By default, kontinue runs all Executions on a single leader replica. Sharding enables horizontal scaling by distributing Executions across multiple replicas, such as pods in a Deployment.

When to Use Sharding

Sharding is useful when your workload is CPU or memory-bound on a single replica and you need to spread the load across multiple pods.

For simple cases, vertical scaling is more efficient. Sharding adds coordination overhead (lease management, shard assignment, health checking) that is unnecessary if a single replica can handle your workload. Sharding will not improve the latency of lightweight Executions, and it will not increase the scaling limit if the workload is bottlenecked on the Kubernetes API or etcd.

Consider sharding when:

A single replica is CPU or memory-constrained running Execution logic
You have many concurrent Executions with non-trivial compute work
You need fault isolation between subsets of Executions

Enabling Sharding

Enable sharding by setting the Sharding option on the worker:

w := worker.NewWorker()

err := w.Run(ctx, &worker.Options{
    Namespace: "default",
    Group:     "my-workers",
    Sharding:  &worker.ShardingOptions{},
})

This uses the default lease configuration (10s renew interval, 40s lease duration). You can customize these values:

Sharding: &worker.ShardingOptions{
    LeaseRenewInterval: 5 * time.Second,   // How often each replica renews its lease
    LeaseDuration:      20 * time.Second,   // How long before an unrenewed lease expires
},

Shorter intervals mean faster detection of dead replicas, but increase the number of API calls to the Kubernetes API server.

How It Works

When sharding is enabled:

Each replica advertises itself by creating and periodically renewing a coordination.k8s.io/Lease object. The shard ID is the pod hostname, which gives stable identities for StatefulSets and unique identities for Deployments.
The leader assigns shards. A coordinator running on the leader watches for new Executions without a kontinue.cloud/shard label and assigns them to alive replicas using round-robin.
Each replica processes its own shard. The ExecutionReconciler filters Executions by its shard label, so each replica only reconciles the Executions assigned to it.
Dead replicas are detected automatically. The leader periodically checks for expired leases and reassigns those Executions to alive replicas.

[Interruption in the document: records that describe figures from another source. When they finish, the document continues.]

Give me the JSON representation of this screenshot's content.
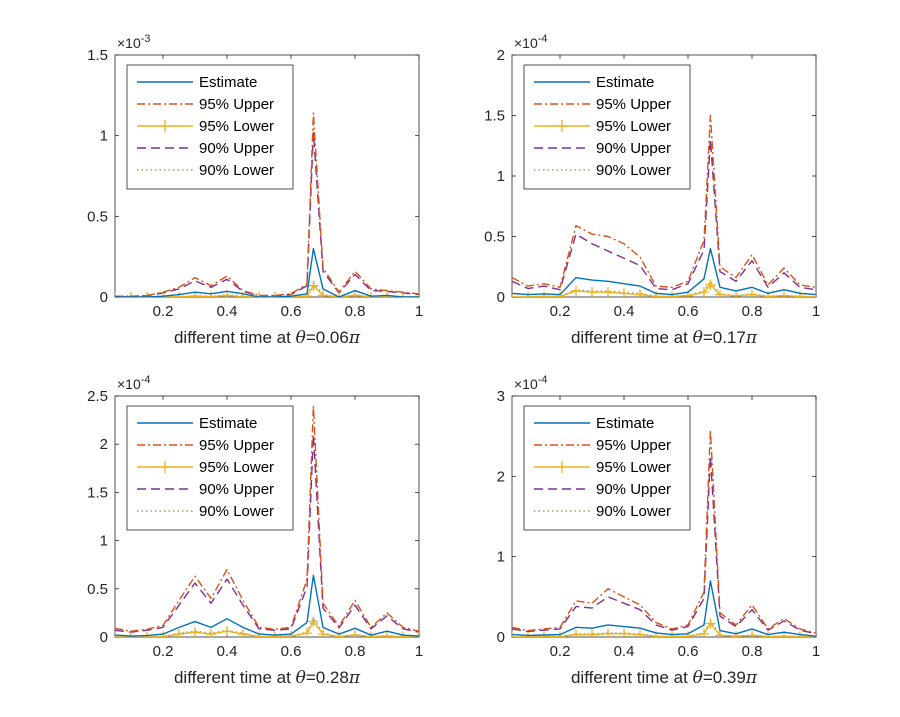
{
  "colors": {
    "estimate": "#0072BD",
    "upper95": "#D95319",
    "lower95": "#EDB120",
    "upper90": "#7E2F8E",
    "lower90": "#A2A36A",
    "axis": "#262626",
    "background": "#ffffff"
  },
  "legend_entries": [
    "Estimate",
    "95% Upper",
    "95% Lower",
    "90% Upper",
    "90% Lower"
  ],
  "x_axis": {
    "range": [
      0.05,
      1.0
    ],
    "ticks": [
      0.2,
      0.4,
      0.6,
      0.8,
      1
    ],
    "tick_labels": [
      "0.2",
      "0.4",
      "0.6",
      "0.8",
      "1"
    ],
    "points": [
      0.05,
      0.1,
      0.15,
      0.2,
      0.25,
      0.3,
      0.35,
      0.4,
      0.45,
      0.5,
      0.55,
      0.6,
      0.65,
      0.67,
      0.7,
      0.75,
      0.8,
      0.85,
      0.9,
      0.95,
      1.0
    ]
  },
  "chart_data": [
    {
      "type": "line",
      "xlabel_prefix": "different time at ",
      "theta_symbol": "θ",
      "theta_value": "=0.06",
      "pi_symbol": "π",
      "exponent_base": "×10",
      "exponent_power": "-3",
      "ylim": [
        0,
        1.5
      ],
      "y_ticks": [
        0,
        0.5,
        1,
        1.5
      ],
      "y_tick_labels": [
        "0",
        "0.5",
        "1",
        "1.5"
      ],
      "series": [
        {
          "name": "Estimate",
          "values": [
            0,
            0,
            0,
            0.005,
            0.015,
            0.03,
            0.02,
            0.035,
            0.02,
            0,
            0,
            0.005,
            0.02,
            0.3,
            0.05,
            0,
            0.04,
            0.005,
            0.01,
            0,
            0
          ]
        },
        {
          "name": "95% Upper",
          "values": [
            0.005,
            0.005,
            0.01,
            0.03,
            0.06,
            0.12,
            0.07,
            0.13,
            0.04,
            0.01,
            0.01,
            0.02,
            0.08,
            1.14,
            0.18,
            0.03,
            0.16,
            0.05,
            0.04,
            0.03,
            0.02
          ]
        },
        {
          "name": "95% Lower",
          "values": [
            0,
            0,
            0,
            0,
            0,
            0.005,
            0.002,
            0.01,
            0.002,
            0,
            0,
            0,
            0.005,
            0.07,
            0.01,
            0,
            0.01,
            0,
            0,
            0,
            0
          ]
        },
        {
          "name": "90% Upper",
          "values": [
            0.004,
            0.004,
            0.008,
            0.025,
            0.05,
            0.1,
            0.06,
            0.11,
            0.035,
            0.008,
            0.008,
            0.015,
            0.07,
            1.02,
            0.16,
            0.025,
            0.14,
            0.04,
            0.035,
            0.025,
            0.015
          ]
        },
        {
          "name": "90% Lower",
          "values": [
            0,
            0,
            0,
            0.001,
            0.003,
            0.008,
            0.005,
            0.012,
            0.005,
            0,
            0,
            0.001,
            0.007,
            0.09,
            0.015,
            0.001,
            0.012,
            0.002,
            0.002,
            0.001,
            0
          ]
        }
      ]
    },
    {
      "type": "line",
      "xlabel_prefix": "different time at ",
      "theta_symbol": "θ",
      "theta_value": "=0.17",
      "pi_symbol": "π",
      "exponent_base": "×10",
      "exponent_power": "-4",
      "ylim": [
        0,
        2
      ],
      "y_ticks": [
        0,
        0.5,
        1,
        1.5,
        2
      ],
      "y_tick_labels": [
        "0",
        "0.5",
        "1",
        "1.5",
        "2"
      ],
      "series": [
        {
          "name": "Estimate",
          "values": [
            0.03,
            0.02,
            0.025,
            0.02,
            0.16,
            0.14,
            0.13,
            0.11,
            0.09,
            0.03,
            0.02,
            0.04,
            0.15,
            0.4,
            0.08,
            0.05,
            0.08,
            0.03,
            0.06,
            0.03,
            0.02
          ]
        },
        {
          "name": "95% Upper",
          "values": [
            0.16,
            0.09,
            0.11,
            0.08,
            0.59,
            0.52,
            0.5,
            0.44,
            0.33,
            0.09,
            0.08,
            0.13,
            0.47,
            1.5,
            0.25,
            0.16,
            0.35,
            0.1,
            0.24,
            0.1,
            0.08
          ]
        },
        {
          "name": "95% Lower",
          "values": [
            0,
            0,
            0.005,
            0.005,
            0.05,
            0.04,
            0.04,
            0.03,
            0.02,
            0.005,
            0.005,
            0.01,
            0.04,
            0.1,
            0.02,
            0.01,
            0.02,
            0.005,
            0.01,
            0.005,
            0
          ]
        },
        {
          "name": "90% Upper",
          "values": [
            0.13,
            0.07,
            0.09,
            0.06,
            0.52,
            0.44,
            0.38,
            0.32,
            0.26,
            0.07,
            0.06,
            0.11,
            0.39,
            1.3,
            0.21,
            0.13,
            0.3,
            0.08,
            0.2,
            0.08,
            0.06
          ]
        },
        {
          "name": "90% Lower",
          "values": [
            0.005,
            0.003,
            0.006,
            0.006,
            0.06,
            0.05,
            0.05,
            0.04,
            0.03,
            0.006,
            0.006,
            0.015,
            0.05,
            0.13,
            0.025,
            0.012,
            0.025,
            0.006,
            0.012,
            0.006,
            0.002
          ]
        }
      ]
    },
    {
      "type": "line",
      "xlabel_prefix": "different time at ",
      "theta_symbol": "θ",
      "theta_value": "=0.28",
      "pi_symbol": "π",
      "exponent_base": "×10",
      "exponent_power": "-4",
      "ylim": [
        0,
        2.5
      ],
      "y_ticks": [
        0,
        0.5,
        1,
        1.5,
        2,
        2.5
      ],
      "y_tick_labels": [
        "0",
        "0.5",
        "1",
        "1.5",
        "2",
        "2.5"
      ],
      "series": [
        {
          "name": "Estimate",
          "values": [
            0.02,
            0.01,
            0.015,
            0.03,
            0.1,
            0.16,
            0.1,
            0.19,
            0.1,
            0.03,
            0.02,
            0.03,
            0.15,
            0.64,
            0.1,
            0.03,
            0.09,
            0.02,
            0.06,
            0.02,
            0.01
          ]
        },
        {
          "name": "95% Upper",
          "values": [
            0.09,
            0.06,
            0.08,
            0.12,
            0.38,
            0.63,
            0.4,
            0.7,
            0.38,
            0.1,
            0.08,
            0.1,
            0.6,
            2.4,
            0.35,
            0.11,
            0.38,
            0.1,
            0.25,
            0.1,
            0.06
          ]
        },
        {
          "name": "95% Lower",
          "values": [
            0,
            0,
            0,
            0.005,
            0.03,
            0.05,
            0.03,
            0.06,
            0.03,
            0.005,
            0.005,
            0.01,
            0.04,
            0.16,
            0.03,
            0.005,
            0.02,
            0.005,
            0.01,
            0.005,
            0
          ]
        },
        {
          "name": "90% Upper",
          "values": [
            0.07,
            0.05,
            0.07,
            0.1,
            0.33,
            0.56,
            0.35,
            0.6,
            0.33,
            0.085,
            0.07,
            0.085,
            0.52,
            2.1,
            0.3,
            0.095,
            0.33,
            0.085,
            0.22,
            0.085,
            0.05
          ]
        },
        {
          "name": "90% Lower",
          "values": [
            0.002,
            0.001,
            0.002,
            0.006,
            0.04,
            0.06,
            0.04,
            0.07,
            0.04,
            0.006,
            0.006,
            0.012,
            0.05,
            0.2,
            0.035,
            0.006,
            0.025,
            0.006,
            0.012,
            0.006,
            0.001
          ]
        }
      ]
    },
    {
      "type": "line",
      "xlabel_prefix": "different time at ",
      "theta_symbol": "θ",
      "theta_value": "=0.39",
      "pi_symbol": "π",
      "exponent_base": "×10",
      "exponent_power": "-4",
      "ylim": [
        0,
        3
      ],
      "y_ticks": [
        0,
        1,
        2,
        3
      ],
      "y_tick_labels": [
        "0",
        "1",
        "2",
        "3"
      ],
      "series": [
        {
          "name": "Estimate",
          "values": [
            0.03,
            0.02,
            0.025,
            0.03,
            0.12,
            0.11,
            0.15,
            0.13,
            0.11,
            0.05,
            0.03,
            0.04,
            0.15,
            0.7,
            0.08,
            0.04,
            0.1,
            0.03,
            0.06,
            0.03,
            0.01
          ]
        },
        {
          "name": "95% Upper",
          "values": [
            0.12,
            0.08,
            0.1,
            0.12,
            0.45,
            0.42,
            0.6,
            0.5,
            0.4,
            0.18,
            0.1,
            0.15,
            0.56,
            2.58,
            0.3,
            0.15,
            0.4,
            0.1,
            0.23,
            0.1,
            0.05
          ]
        },
        {
          "name": "95% Lower",
          "values": [
            0,
            0,
            0.005,
            0.005,
            0.03,
            0.03,
            0.04,
            0.04,
            0.03,
            0.01,
            0.005,
            0.01,
            0.04,
            0.17,
            0.02,
            0.01,
            0.02,
            0.005,
            0.01,
            0.005,
            0
          ]
        },
        {
          "name": "90% Upper",
          "values": [
            0.1,
            0.07,
            0.085,
            0.1,
            0.38,
            0.36,
            0.5,
            0.42,
            0.34,
            0.15,
            0.085,
            0.13,
            0.48,
            2.25,
            0.26,
            0.13,
            0.34,
            0.085,
            0.2,
            0.085,
            0.04
          ]
        },
        {
          "name": "90% Lower",
          "values": [
            0.003,
            0.002,
            0.006,
            0.006,
            0.04,
            0.04,
            0.05,
            0.05,
            0.04,
            0.012,
            0.006,
            0.012,
            0.05,
            0.21,
            0.025,
            0.012,
            0.025,
            0.006,
            0.012,
            0.006,
            0.001
          ]
        }
      ]
    }
  ]
}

Leader election remains enabled. The leader handles shard coordination in addition to running its own shard of Executions. Standard controllers (Suspension, ScheduledExecution) continue to run only on the leader.

Child Execution Placement

By default, child Executions inherit the parent’s shard label, keeping the parent and child on the same replica. This is required for goroutine-based parent/child coordination to work correctly.

If you have large child Executions that would benefit from being distributed across replicas, you can opt out of shard inheritance:

result, err := kontinue.Execute[MyResult](ktx, "heavy-task", args, &kontinue.ExecuteOptions{
    DisableShardInheritance: true,
})

When DisableShardInheritance is set, the child Execution won’t inherit the parent’s shard label. The shard coordinator will assign it to any available replica, which can be used to more evenly distribute load of large child Executions.

Mutex Executions

Executions with a Mutex are always assigned to the leader’s shard. This ensures mutex coordination happens on a single replica without distributed locking.

Querying by Shard

You can filter Executions by shard using the kontinue.cloud/shard label:

# List executions assigned to a specific shard
kubectl get executions -l kontinue.cloud/shard=my-worker-0

# List executions that haven't been assigned yet
kubectl get executions -l '!kontinue.cloud/shard'